A month ago, Reynolds and the rest of the Villanova Wildcats found out five-star freshman big man Omari Spellman would not be eligible to play in 2016-17.

And despite Spellman — at 6-foot-9 and 260 pounds — being the biggest competition cutting into Reynolds’ playing time for his senior year, Reynolds understood the ramifications from losing what was expected to be a key cog in Villanova’s next run for glory.

“We lost a — no pun intended — big piece to the puzzle,” Reynolds said Tuesday at Villanova’s media day. “He went down, but everybody else has realized that we need that much more from everybody else.

“Me and Omari are close, in more ways than on the court. It would’ve been exciting to play with him. But it also provided that much more motivation.”

Motivation because Reynolds, a Lower Merion grad, also understands what the ramifications mean for him, too. The 6-foot-9, 240-pound senior may arguably be the most important player on the 2016-17 Wildcats. 

For three years, Reynolds has largely taken a backseat, hidden by the shadow of Daniel Ochefu. Now he’s front and center.
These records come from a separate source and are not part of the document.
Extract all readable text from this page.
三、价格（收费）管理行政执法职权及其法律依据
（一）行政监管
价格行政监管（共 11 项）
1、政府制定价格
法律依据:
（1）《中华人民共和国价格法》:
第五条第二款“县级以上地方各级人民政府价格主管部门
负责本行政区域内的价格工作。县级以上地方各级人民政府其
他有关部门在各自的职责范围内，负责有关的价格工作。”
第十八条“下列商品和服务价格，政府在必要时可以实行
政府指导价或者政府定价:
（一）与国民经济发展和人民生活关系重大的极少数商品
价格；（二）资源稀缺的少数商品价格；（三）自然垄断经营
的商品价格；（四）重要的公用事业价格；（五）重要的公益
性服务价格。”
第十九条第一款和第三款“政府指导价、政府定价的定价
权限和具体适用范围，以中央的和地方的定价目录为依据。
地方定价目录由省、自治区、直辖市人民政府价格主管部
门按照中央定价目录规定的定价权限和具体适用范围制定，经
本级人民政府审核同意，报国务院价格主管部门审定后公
“He battled through that,” fellow senior Josh Hart said. “Never complained. Never had any down moments. Brought it every single day. We know he can play at this level.”
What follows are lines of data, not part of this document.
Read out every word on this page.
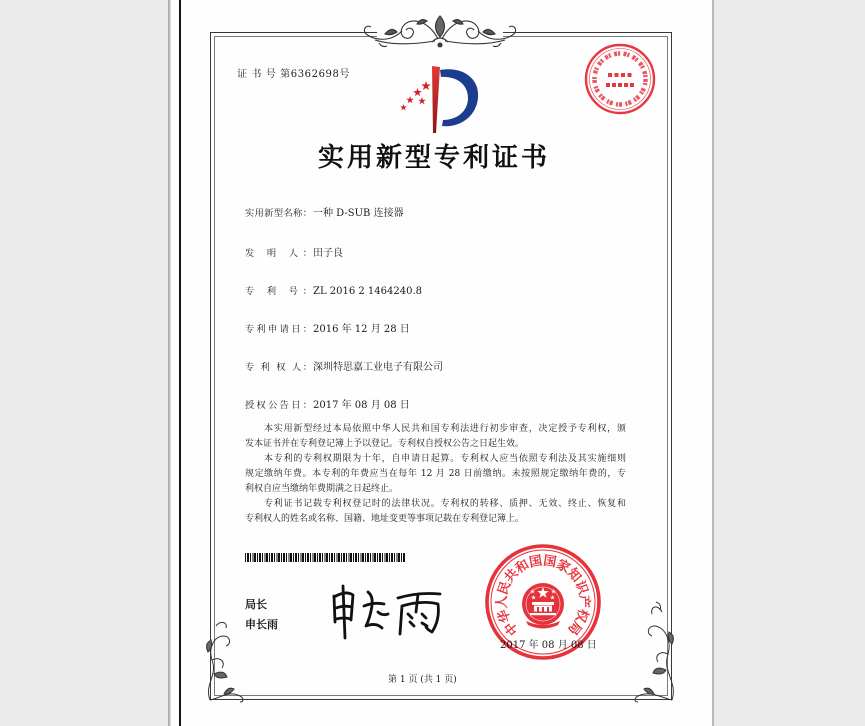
证 书 号 第6362698号
实用新型专利证书
实用新型名称： 一种 D-SUB 连接器
发 明 人： 田子良
专 利 号： ZL 2016 2 1464240.8
专利申请日： 2016 年 12 月 28 日
专 利 权 人： 深圳特思嘉工业电子有限公司
授权公告日： 2017 年 08 月 08 日
本实用新型经过本局依照中华人民共和国专利法进行初步审查，决定授予专利权，颁
发本证书并在专利登记簿上予以登记。专利权自授权公告之日起生效。
本专利的专利权期限为十年，自申请日起算。专利权人应当依照专利法及其实施细则
规定缴纳年费。本专利的年费应当在每年 12 月 28 日前缴纳。未按照规定缴纳年费的，专
利权自应当缴纳年费期满之日起终止。
专利证书记载专利权登记时的法律状况。专利权的转移、质押、无效、终止、恢复和
专利权人的姓名或名称、国籍、地址变更等事项记载在专利登记簿上。
局长
申长雨
2017 年 08 月 08 日
中华人民共和国国家知识产权局
第 1 页 (共 1 页)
Reynolds heads a position in which Villanova was supposed to have depth. Now it has question marks. Reynolds and Spellman were going to be a 1-2 punch inside and a perfect supplement to a bevy of offensive talent around them. The question marks up front include sophomore Tim Delaney and freshman Dylan Painter. How quickly the two of them get going will be big. And so, too, will be figuring out where Fordham transfer forward Eric Paschall fits in the rotation.

Coach Jay Wright, who said Reynolds would be a starter, talked more about the other pieces behind Reynolds when asked what he’d be expecting from the senior big man.
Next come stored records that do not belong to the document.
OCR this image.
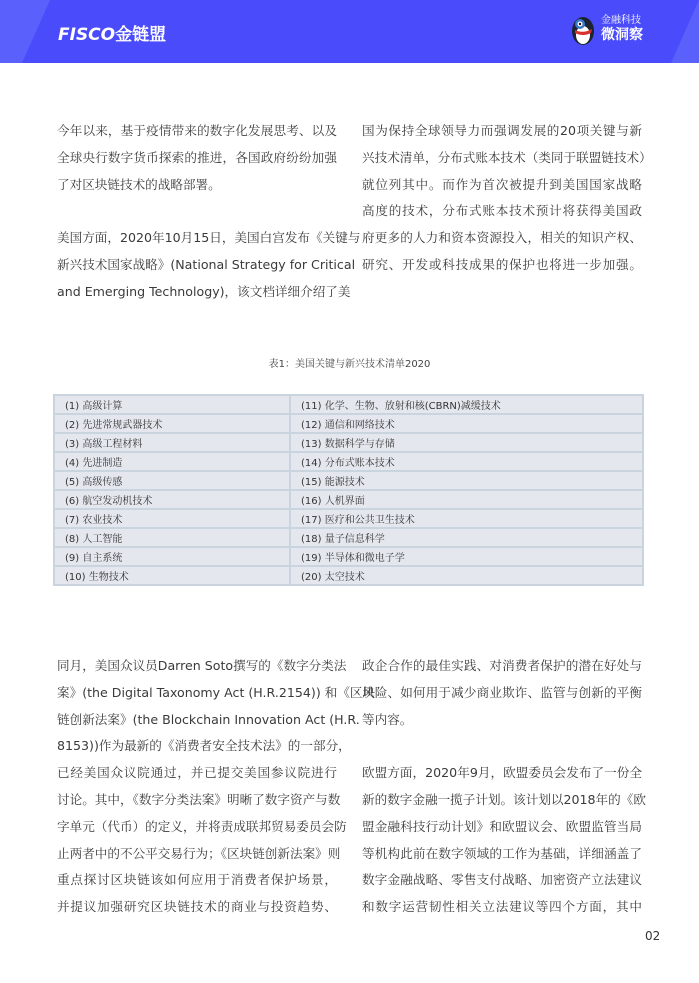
FISCO金链盟
金融科技
微洞察
今年以来，基于疫情带来的数字化发展思考、以及
全球央行数字货币探索的推进，各国政府纷纷加强
了对区块链技术的战略部署。
美国方面，2020年10月15日，美国白宫发布《关键与
新兴技术国家战略》(National Strategy for Critical
and Emerging Technology)，该文档详细介绍了美
国为保持全球领导力而强调发展的20项关键与新
兴技术清单，分布式账本技术（类同于联盟链技术）
就位列其中。而作为首次被提升到美国国家战略
高度的技术，分布式账本技术预计将获得美国政
府更多的人力和资本资源投入，相关的知识产权、
研究、开发或科技成果的保护也将进一步加强。
表1：美国关键与新兴技术清单2020
(1) 高级计算	(11) 化学、生物、放射和核(CBRN)减缓技术
(2) 先进常规武器技术	(12) 通信和网络技术
(3) 高级工程材料	(13) 数据科学与存储
(4) 先进制造	(14) 分布式账本技术
(5) 高级传感	(15) 能源技术
(6) 航空发动机技术	(16) 人机界面
(7) 农业技术	(17) 医疗和公共卫生技术
(8) 人工智能	(18) 量子信息科学
(9) 自主系统	(19) 半导体和微电子学
(10) 生物技术	(20) 太空技术
同月，美国众议员Darren Soto撰写的《数字分类法
案》(the Digital Taxonomy Act (H.R.2154)) 和《区块
链创新法案》(the Blockchain Innovation Act (H.R.
8153))作为最新的《消费者安全技术法》的一部分，
已经美国众议院通过，并已提交美国参议院进行
讨论。其中，《数字分类法案》明晰了数字资产与数
字单元（代币）的定义，并将责成联邦贸易委员会防
止两者中的不公平交易行为；《区块链创新法案》则
重点探讨区块链该如何应用于消费者保护场景，
并提议加强研究区块链技术的商业与投资趋势、
政企合作的最佳实践、对消费者保护的潜在好处与
风险、如何用于减少商业欺诈、监管与创新的平衡
等内容。
欧盟方面，2020年9月，欧盟委员会发布了一份全
新的数字金融一揽子计划。该计划以2018年的《欧
盟金融科技行动计划》和欧盟议会、欧盟监管当局
等机构此前在数字领域的工作为基础，详细涵盖了
数字金融战略、零售支付战略、加密资产立法建议
和数字运营韧性相关立法建议等四个方面，其中
02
“I think part of our challenge is Tim Delaney and Dylan Painter,” Wright said. “Which one of them, if not both of them, can step up and give us the depth that Darryl gave us last year up front when we needed size? Down the stretch in big games against big-time teams, you need that size. We’ve got to develop Tim and Dylan and see how they do with that, see how Eric Paschall can do. Can he play bigger? We definitely have our challenges.”

Those challenges also include replacing leadership roles vacated by Ryan Arcidiacono, Ochefu and a trio of walk-ons.

Insert Reynolds there, too. The Wildcats will start three seniors this year. Hart and Kris Jenkins may do most of the scoring, but they’re pretty reserved off the court and when talking to the media.

“Obviously Ryan (Arcidiacono) was a great leader for us. He was our rock,” Hart said. “When you look at this team, a lot of times we look at [Reynolds]. He calms everybody down. He vocally tries to make sure everybody’s on one accord. Basketball-wise, he’s always been good. You saw the Providence game last year when we needed him to step up and he had, what, like 19 and 11?”

Hart remembers the numbers well, even if he added an extra rebound to the ledger. Reynolds was 9 for 10 from the floor and had two blocks in 36 minutes of action to help the Wildcats earn revenge with a road win after the Friars beat them in Philadelphia two weeks prior.

That game was the last of a three-game stretch in late January into early February when Ochefu was sidelined with a concussion. Reynolds’ minutes over that stretch: 29, 31 and 36, respectively.

That experience, Reynolds says, coupled with the rest of 2015-16 — when he saw an uptick in minutes from his sophomore season’s 5.4 per game to 17.1 per game — will be easy to draw from in 2016-17.

“There’s nothing like getting out there and actually playing,” Reynolds said. “You see a lot from the sidelines. You learn a lot playing spot minutes. You get different things. But just being out there throughout entire games, playing 20-plus minutes, it teaches you things that you could never have learned from another perspective. I learned a lot from those experiences and I think it made me the player that I am in many ways. It’s the same thing with this year. I’m still going to learn a ton in a sense of being out there that much more and not having Daniel. 

“In many ways he taught me a lot. So not having him, not having that voice in my ear, not having that guy to go against in practice, it will make me grow up. 

“Nothing wrong with that,” he said with a smile.